Numpy is usually not very good at iterative jobs (though it do have some commonly used iterative functions such as np.cumsum, np.cumprod, np.linalg.* and etc). But for simple tasks like finding the shortest path (or lowest energy path) above, you can vectorize the problem by thinking about what can be computed at the same time (also try to avoid making copy:
Suppose we are finding a shortest path in the "row" direction (i.e. horizontally), we can first create our algorithm input:
# The problem, 300 400*400 matrices
# Create infinitely high boundary so that we dont need to handle indexing "-1"

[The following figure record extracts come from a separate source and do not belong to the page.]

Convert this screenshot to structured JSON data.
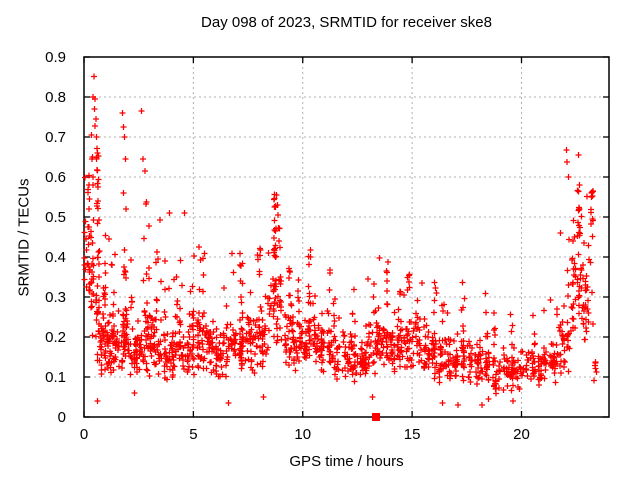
{
  "page": {
    "background": "#ffffff"
  },
  "chart_data": {
    "type": "scatter",
    "title": "Day 098 of 2023, SRMTID for receiver ske8",
    "xlabel": "GPS time / hours",
    "ylabel": "SRMTID / TECUs",
    "xlim": [
      0,
      24
    ],
    "ylim": [
      0,
      0.9
    ],
    "xticks": [
      0,
      5,
      10,
      15,
      20
    ],
    "yticks": [
      0,
      0.1,
      0.2,
      0.3,
      0.4,
      0.5,
      0.6,
      0.7,
      0.8,
      0.9
    ],
    "grid": {
      "show": true,
      "color": "#b0b0b0",
      "dash": "2,3"
    },
    "border_color": "#000000",
    "marker": {
      "shape": "plus",
      "color": "#ff0000",
      "size": 7
    },
    "legend": null,
    "seed": 980423,
    "bins_format": [
      "x_start_hour",
      "x_end_hour",
      "n_band",
      "band_low",
      "band_high",
      "n_tail",
      "tail_high"
    ],
    "density_bins": [
      [
        0.0,
        0.3,
        22,
        0.28,
        0.52,
        8,
        0.62
      ],
      [
        0.3,
        0.7,
        40,
        0.12,
        0.48,
        20,
        0.68
      ],
      [
        0.7,
        1.2,
        55,
        0.1,
        0.28,
        12,
        0.5
      ],
      [
        1.2,
        1.8,
        50,
        0.1,
        0.25,
        10,
        0.44
      ],
      [
        1.8,
        2.1,
        26,
        0.12,
        0.3,
        8,
        0.58
      ],
      [
        2.1,
        2.7,
        45,
        0.08,
        0.22,
        8,
        0.4
      ],
      [
        2.7,
        3.0,
        24,
        0.1,
        0.3,
        7,
        0.55
      ],
      [
        3.0,
        3.6,
        40,
        0.1,
        0.26,
        8,
        0.5
      ],
      [
        3.6,
        4.2,
        40,
        0.08,
        0.22,
        6,
        0.42
      ],
      [
        4.2,
        4.8,
        40,
        0.1,
        0.25,
        8,
        0.52
      ],
      [
        4.8,
        5.4,
        40,
        0.1,
        0.28,
        6,
        0.46
      ],
      [
        5.4,
        6.0,
        40,
        0.1,
        0.25,
        6,
        0.42
      ],
      [
        6.0,
        6.6,
        40,
        0.08,
        0.22,
        5,
        0.38
      ],
      [
        6.6,
        7.2,
        40,
        0.1,
        0.26,
        6,
        0.42
      ],
      [
        7.2,
        7.8,
        40,
        0.1,
        0.28,
        6,
        0.46
      ],
      [
        7.8,
        8.4,
        40,
        0.1,
        0.3,
        8,
        0.48
      ],
      [
        8.4,
        9.1,
        44,
        0.15,
        0.4,
        26,
        0.56
      ],
      [
        9.1,
        9.6,
        34,
        0.12,
        0.3,
        6,
        0.44
      ],
      [
        9.6,
        10.2,
        40,
        0.1,
        0.25,
        5,
        0.38
      ],
      [
        10.2,
        10.6,
        28,
        0.12,
        0.3,
        8,
        0.44
      ],
      [
        10.6,
        11.4,
        50,
        0.1,
        0.24,
        6,
        0.37
      ],
      [
        11.4,
        12.2,
        50,
        0.08,
        0.22,
        6,
        0.34
      ],
      [
        12.2,
        12.9,
        45,
        0.08,
        0.2,
        5,
        0.32
      ],
      [
        12.9,
        13.5,
        40,
        0.1,
        0.25,
        5,
        0.35
      ],
      [
        13.5,
        14.1,
        40,
        0.1,
        0.28,
        8,
        0.4
      ],
      [
        14.1,
        14.8,
        45,
        0.1,
        0.26,
        6,
        0.38
      ],
      [
        14.8,
        15.5,
        40,
        0.1,
        0.28,
        8,
        0.42
      ],
      [
        15.5,
        16.2,
        45,
        0.08,
        0.24,
        6,
        0.38
      ],
      [
        16.2,
        17.0,
        50,
        0.08,
        0.22,
        5,
        0.34
      ],
      [
        17.0,
        17.8,
        50,
        0.08,
        0.22,
        5,
        0.34
      ],
      [
        17.8,
        18.6,
        45,
        0.07,
        0.2,
        5,
        0.31
      ],
      [
        18.6,
        19.4,
        40,
        0.05,
        0.18,
        5,
        0.29
      ],
      [
        19.4,
        20.2,
        40,
        0.06,
        0.18,
        4,
        0.27
      ],
      [
        20.2,
        21.0,
        45,
        0.07,
        0.18,
        4,
        0.27
      ],
      [
        21.0,
        21.7,
        40,
        0.08,
        0.2,
        5,
        0.31
      ],
      [
        21.7,
        22.2,
        32,
        0.1,
        0.26,
        6,
        0.55
      ],
      [
        22.2,
        22.7,
        34,
        0.18,
        0.45,
        16,
        0.6
      ],
      [
        22.7,
        23.3,
        36,
        0.15,
        0.45,
        14,
        0.58
      ],
      [
        23.3,
        23.45,
        6,
        0.08,
        0.16,
        0,
        0.16
      ]
    ],
    "outliers": [
      [
        0.45,
        0.851
      ],
      [
        0.42,
        0.8
      ],
      [
        0.5,
        0.795
      ],
      [
        0.48,
        0.77
      ],
      [
        0.55,
        0.745
      ],
      [
        0.5,
        0.728
      ],
      [
        0.35,
        0.705
      ],
      [
        0.57,
        0.7
      ],
      [
        0.62,
        0.66
      ],
      [
        0.58,
        0.645
      ],
      [
        1.75,
        0.76
      ],
      [
        1.8,
        0.725
      ],
      [
        1.85,
        0.7
      ],
      [
        1.9,
        0.645
      ],
      [
        2.62,
        0.765
      ],
      [
        2.7,
        0.645
      ],
      [
        2.78,
        0.615
      ],
      [
        3.9,
        0.51
      ],
      [
        4.6,
        0.51
      ],
      [
        8.8,
        0.555
      ],
      [
        8.85,
        0.53
      ],
      [
        22.05,
        0.667
      ],
      [
        22.08,
        0.638
      ],
      [
        22.15,
        0.6
      ],
      [
        22.6,
        0.655
      ],
      [
        0.62,
        0.04
      ],
      [
        2.3,
        0.06
      ],
      [
        6.6,
        0.035
      ],
      [
        8.2,
        0.05
      ],
      [
        13.2,
        0.05
      ],
      [
        16.4,
        0.035
      ],
      [
        17.1,
        0.03
      ],
      [
        18.2,
        0.03
      ],
      [
        18.5,
        0.045
      ],
      [
        19.6,
        0.04
      ]
    ],
    "special_points": [
      {
        "x": 13.35,
        "y": 0,
        "marker": "filled-square",
        "color": "#ff0000"
      }
    ]
  }
}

a = np.random.rand(300, 400, 402).astype('f')
a[:,:,::a.shape[2]-1] = np.inf
then prepare some utility arrays which we will use later (creation takes constant time):
# Create self-overlapping view for 3-way minimize
# This is the input in each iteration
# The shape is (400, 300, 400, 3), separately standing for row, batch, column, left-middle-right
A = np.lib.stride_tricks.as_strided(a, (a.shape[1],len(a),a.shape[2]-2,3), (a.strides[1],a.strides[0],a.strides[2],a.strides[2]))
# Create view for output, this is basically for convenience
# The shape is (399, 300, 400). 399 comes from the fact that first row is never modified
B = a[:,1:,1:-1].swapaxes(0, 1)
# Create a temporary array in advance (try to avoid cache miss)
T = np.empty((len(a), a.shape[2]-2), 'f')
and finally do the computation and timeit:
%%timeit
for i in np.arange(a.shape[1]-1):
A[i].min(2, T)
B[i] += T
The timing result on my (super old laptop) machine is 1.78s, which is already way faster than 3 minute. I believe you can improve even more (while stick to numpy) by optimize the memory layout and alignment (somehow). Or, you can simply use multiprocessing.Pool. It is easy to use, and this problem is trivial to split to smaller problems (by dividing on the batch axis).